Wikipedia : "a mineral or mineral species is, broadly speaking, a solid chemical compound with a fairly well-defined chemical composition and a specific crystal structure that occurs naturally in pure form".

So artificial solids (plastic, steel...), or solids coming from living organisms (wood, coal), are - most of the time - not minerals. And rocks are generally a bunch of different minerals stuck together.

Gravity depends on the mass of the planet, but also on your distance to the center of the planet. If you're on the ground, that means it depends on the planet's radius. What you say would only work if the planet was the same size as the Earth, which is generally not the case.

Everything attracts everything with gravity, so in theory you would have to calculate the gravity pull from every planet, star, moon, everything. But generally, most of these objects are too far away to really have a significant effect. If you're on the surface of a planet for example, gravity of other planets and moons are completely negligible. We are attracted by the Moon when we're on Earth, but the gravity pull of the Moon is approximately 0.0006% that of the Earth.

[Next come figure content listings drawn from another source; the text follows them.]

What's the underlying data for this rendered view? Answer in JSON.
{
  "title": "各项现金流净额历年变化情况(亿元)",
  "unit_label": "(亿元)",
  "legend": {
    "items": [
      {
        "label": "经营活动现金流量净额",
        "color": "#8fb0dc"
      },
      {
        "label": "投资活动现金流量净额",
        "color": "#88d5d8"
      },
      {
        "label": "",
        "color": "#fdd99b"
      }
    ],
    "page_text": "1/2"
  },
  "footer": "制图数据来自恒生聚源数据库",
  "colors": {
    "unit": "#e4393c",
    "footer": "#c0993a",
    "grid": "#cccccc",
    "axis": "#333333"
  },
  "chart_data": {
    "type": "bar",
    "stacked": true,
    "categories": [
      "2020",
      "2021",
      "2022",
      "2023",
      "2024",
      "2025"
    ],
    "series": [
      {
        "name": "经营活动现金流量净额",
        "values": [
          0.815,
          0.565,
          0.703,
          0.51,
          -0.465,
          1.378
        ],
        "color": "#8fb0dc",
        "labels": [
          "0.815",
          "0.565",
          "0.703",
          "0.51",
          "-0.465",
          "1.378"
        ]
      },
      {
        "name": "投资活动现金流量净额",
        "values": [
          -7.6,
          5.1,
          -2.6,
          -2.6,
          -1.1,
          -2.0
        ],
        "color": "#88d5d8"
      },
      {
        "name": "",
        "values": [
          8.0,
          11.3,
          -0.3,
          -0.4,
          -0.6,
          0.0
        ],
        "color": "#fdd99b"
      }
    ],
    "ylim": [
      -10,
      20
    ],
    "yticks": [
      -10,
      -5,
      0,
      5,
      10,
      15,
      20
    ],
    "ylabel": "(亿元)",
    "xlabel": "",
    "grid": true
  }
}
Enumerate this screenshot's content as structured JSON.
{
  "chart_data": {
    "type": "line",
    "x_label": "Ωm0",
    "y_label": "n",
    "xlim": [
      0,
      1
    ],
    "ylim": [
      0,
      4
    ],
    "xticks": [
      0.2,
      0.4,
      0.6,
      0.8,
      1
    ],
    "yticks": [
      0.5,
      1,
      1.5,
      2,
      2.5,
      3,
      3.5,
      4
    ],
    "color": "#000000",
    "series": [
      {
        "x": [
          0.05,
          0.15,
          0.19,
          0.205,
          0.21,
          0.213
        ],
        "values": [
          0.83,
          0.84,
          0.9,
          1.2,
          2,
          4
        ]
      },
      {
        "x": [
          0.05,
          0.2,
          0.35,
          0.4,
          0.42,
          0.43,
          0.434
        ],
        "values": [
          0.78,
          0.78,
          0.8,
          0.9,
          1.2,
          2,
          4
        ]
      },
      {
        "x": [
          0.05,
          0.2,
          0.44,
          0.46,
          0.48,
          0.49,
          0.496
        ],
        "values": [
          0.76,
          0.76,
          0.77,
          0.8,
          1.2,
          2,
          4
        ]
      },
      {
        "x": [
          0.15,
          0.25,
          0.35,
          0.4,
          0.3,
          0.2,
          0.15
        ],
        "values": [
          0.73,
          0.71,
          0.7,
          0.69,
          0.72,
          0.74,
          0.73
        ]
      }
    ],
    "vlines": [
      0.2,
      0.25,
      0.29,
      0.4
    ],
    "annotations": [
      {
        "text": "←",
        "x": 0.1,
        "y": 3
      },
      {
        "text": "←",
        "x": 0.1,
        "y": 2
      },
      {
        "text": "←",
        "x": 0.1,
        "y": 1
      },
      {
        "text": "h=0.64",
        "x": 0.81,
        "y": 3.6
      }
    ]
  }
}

But in space, if you're somewhere between Earth and Moon, you'll be attracted by both of them and you'll have to calculate both values to know towards which direction you'll be attracted.

Jupiter is mainly composed of hydrogen and helium, all the other gases are in trace amounts. It is those gases in trace amounts that give the different colors.

Helium and heavier gases are indeed pulled closer to the center of the planet, because of gravity. But they nonetheless form a sphere, because that's the shape that minimizes the gravity pull.

There is still helium on the outer layers of Jupiter though, because helium is a gas. That means that helium atoms are moving around really fast and have a lot of kinetic energy, so even if gravity pulls them towards the center of the planet, some atoms still manage to stay in the outer layers. And contrary to some liquids that you cannot mix together (oil and water), gases mix together very well. The same is true for other gases. Solids, on the other hand, have fallen towards the center of the planet, so we cannot observe them, even though we still think there must be some rock and ice at the very core of Jupiter.

Yes it is, too ! What you said in your message was perfectly true. The further we look, the further back we are looking in time, and we cannot see further and older than around 380'000 years after the Big Bang because the Universe was opaque before that. So an object that formed and emitted its first light some millions of years after the Big Bang, but whose light has to travel more than 13.8 billion light years (the Universe is 13.8 billion years old), is not visible by any telescope.

An atom is composed of a nucleus, containing protons and neutrons, around which there are electrons. The number of protons determines what element this atom is (one proton, it's hydrogen, 6 protons it's carbon, 92 protons it's uranium...)

Plasma is a state of matter, like gas, liquid and solid. It is composed of elements. Plasma is matter that is so hot that the electrons are not bounded to atoms anymore and start moving around. But the atoms are still there, they've just become ions (atoms which have lost electrons). For example, the Sun is made up of a plasma of mainly hydrogen and helium, with some other trace elements.

The vast majority of observable matter in the universe is in the stars. The Sun makes up 99.85 % of the mass in our Solar System. So yes, the observable matter is nearly all in a plasma state, and is mainly composed of hydrogen and helium.

Now you may start to wonder why I talk about "observable matter". Well, because there may actually exist another type of matter, called dark matter, that has been hypothesized to explain why galaxies are heavier than they seem to be. This dark matter may be more than 5 times more abundant in the Universe than common matter, but we haven't observed it yet.

In the observable Universe, there are also things that are not elements.

First, elementary particles : electrons, protons or neutrons not in an atom, photons (particles of light) and other more exotic particles like muons or neutrinos. These are things smaller than atoms. Particles don't stick together to form bigger things like atoms do (except protons, neutrons and electrons that make up atoms), so you can't have something visible made of muons.

Second, matter that have been crushed so much that in the atoms, electrons and protons have fused together to make up neutrons. This requires an enormous gravity and is only happening in really massive stars when they die : they form what is called a neutron star.

And finally, black holes. Matter crushed so much by gravity than it's not even matter anymore. It's just a point with an enormous mass.

After the Big Bang, the matter was so dense that any light that was emitted was instantly reabsorbed by the surrounding matter. So we cannot see light from that time. It's only when Universe had expanded enough that some photons were able to travel without being disturbed. These photons were emitted approximately 380'000 years after the Big Bang, and they constitute what is called the "cosmic microwave background". You cannot see further than that (with light).

But still, that's very far, and the first galaxies are no more than a few pixels in our better telescopes. So building better telescopes does help us finding further and further objects (the JWST for example, has already found a galaxy further than all the ones previously known, dating from around 300 million years after the Big Bang).